Small businesses are more likely to hire disadvantaged job hunters since a 90-day trial period was introduced in 2011, research shows.
Recall Labour and Greens vow to abolish these, which would make us (off memory) the only country in the OECD without them.
A national survey of employers found that 72 per cent of those which used trial periods had not dismissed an employee during that time, while 27 per cent of employers had dismissed at least one worker during the trial period.
The report said smaller employers were most satisfied with the 90-day trial because they faced greater risks and costs when recruiting.
Larger employers benefited less, mainly because they had more robust recruitment processes and greater resources to manage risk, it said.
Under the 90-day trial, about one third of employers said they hired staff they would not have otherwise taken on.
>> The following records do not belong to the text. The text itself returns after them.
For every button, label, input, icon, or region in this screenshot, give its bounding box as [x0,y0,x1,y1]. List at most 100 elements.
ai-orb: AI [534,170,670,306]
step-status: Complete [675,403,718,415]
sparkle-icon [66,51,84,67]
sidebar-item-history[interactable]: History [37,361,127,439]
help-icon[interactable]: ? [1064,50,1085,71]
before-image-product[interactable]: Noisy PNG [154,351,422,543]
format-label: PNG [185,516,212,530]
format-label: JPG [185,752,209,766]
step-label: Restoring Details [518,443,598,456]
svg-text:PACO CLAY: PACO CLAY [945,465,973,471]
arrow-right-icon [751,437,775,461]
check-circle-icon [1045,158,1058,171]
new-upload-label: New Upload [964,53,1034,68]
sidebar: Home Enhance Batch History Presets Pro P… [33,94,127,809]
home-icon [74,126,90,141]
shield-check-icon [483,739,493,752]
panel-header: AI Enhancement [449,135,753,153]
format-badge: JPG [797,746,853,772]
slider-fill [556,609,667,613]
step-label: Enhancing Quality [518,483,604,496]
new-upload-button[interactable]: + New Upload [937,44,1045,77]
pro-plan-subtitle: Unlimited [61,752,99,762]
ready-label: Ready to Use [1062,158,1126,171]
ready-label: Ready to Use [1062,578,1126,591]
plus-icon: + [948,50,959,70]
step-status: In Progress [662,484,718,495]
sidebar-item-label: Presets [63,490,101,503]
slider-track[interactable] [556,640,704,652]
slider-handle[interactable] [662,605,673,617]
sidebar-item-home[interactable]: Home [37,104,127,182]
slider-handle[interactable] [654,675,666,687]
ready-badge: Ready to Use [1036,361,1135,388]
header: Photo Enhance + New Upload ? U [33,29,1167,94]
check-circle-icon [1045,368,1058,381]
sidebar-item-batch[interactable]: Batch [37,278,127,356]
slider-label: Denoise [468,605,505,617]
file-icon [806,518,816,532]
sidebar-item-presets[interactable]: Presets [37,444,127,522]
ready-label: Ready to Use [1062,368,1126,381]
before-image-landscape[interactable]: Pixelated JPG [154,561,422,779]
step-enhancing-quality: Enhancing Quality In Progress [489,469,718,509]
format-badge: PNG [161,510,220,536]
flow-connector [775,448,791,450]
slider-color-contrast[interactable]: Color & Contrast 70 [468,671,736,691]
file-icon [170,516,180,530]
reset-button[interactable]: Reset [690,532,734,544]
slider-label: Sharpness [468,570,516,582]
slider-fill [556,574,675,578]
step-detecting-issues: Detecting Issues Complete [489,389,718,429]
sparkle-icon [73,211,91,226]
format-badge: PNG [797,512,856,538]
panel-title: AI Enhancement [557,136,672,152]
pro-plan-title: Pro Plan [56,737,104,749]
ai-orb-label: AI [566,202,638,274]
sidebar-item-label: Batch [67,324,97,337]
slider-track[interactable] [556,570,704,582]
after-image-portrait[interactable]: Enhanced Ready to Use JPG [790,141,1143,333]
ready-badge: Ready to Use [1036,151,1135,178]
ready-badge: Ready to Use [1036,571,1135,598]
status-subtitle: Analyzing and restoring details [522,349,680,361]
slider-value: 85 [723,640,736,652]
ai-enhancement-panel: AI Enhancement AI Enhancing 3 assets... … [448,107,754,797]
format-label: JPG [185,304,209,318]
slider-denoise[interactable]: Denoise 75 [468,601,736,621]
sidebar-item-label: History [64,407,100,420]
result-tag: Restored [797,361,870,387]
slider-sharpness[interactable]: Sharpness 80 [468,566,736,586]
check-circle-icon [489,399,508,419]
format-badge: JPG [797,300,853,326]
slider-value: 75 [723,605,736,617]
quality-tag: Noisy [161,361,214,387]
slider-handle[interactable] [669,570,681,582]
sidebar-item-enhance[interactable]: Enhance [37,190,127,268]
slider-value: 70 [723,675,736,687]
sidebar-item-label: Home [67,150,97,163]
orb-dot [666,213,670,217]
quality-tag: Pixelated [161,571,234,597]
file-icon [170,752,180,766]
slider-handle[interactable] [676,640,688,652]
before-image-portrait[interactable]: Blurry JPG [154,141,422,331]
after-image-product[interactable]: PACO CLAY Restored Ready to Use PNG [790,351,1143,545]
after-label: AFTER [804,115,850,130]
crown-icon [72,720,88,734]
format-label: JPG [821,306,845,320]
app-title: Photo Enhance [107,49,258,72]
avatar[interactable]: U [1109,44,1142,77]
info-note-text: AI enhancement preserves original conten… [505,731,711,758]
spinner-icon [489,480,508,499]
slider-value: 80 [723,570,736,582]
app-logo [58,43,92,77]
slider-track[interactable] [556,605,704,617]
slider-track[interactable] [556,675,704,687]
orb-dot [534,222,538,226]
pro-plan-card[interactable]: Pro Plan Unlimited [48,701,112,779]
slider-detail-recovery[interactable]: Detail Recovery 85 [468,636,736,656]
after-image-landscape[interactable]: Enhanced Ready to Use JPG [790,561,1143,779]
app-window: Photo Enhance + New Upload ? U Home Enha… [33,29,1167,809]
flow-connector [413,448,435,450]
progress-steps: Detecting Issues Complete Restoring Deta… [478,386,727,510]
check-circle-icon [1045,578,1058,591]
The costs to an employer of a wrong staff hire can be quite massive, and job interviews are no substitute for seeing how someone actually performs.
Changes to the Holidays Act had partially met objectives and had minimal impact on firms’ costs, the report said.
Employers and unions said the ability to allow cashing up to occur and to transfer public holidays was sensible.
Didn’t the unions oppose the option of cashing up the 4th week of leave? Could never work out why – it gives employees more flexibility and choice.
Changes to union access and communication during collective bargaining had little impact on employers and unions and did not increase the number of problems reported.
Yet they claimed it would. Shows the recent changes have been minor, yet useful.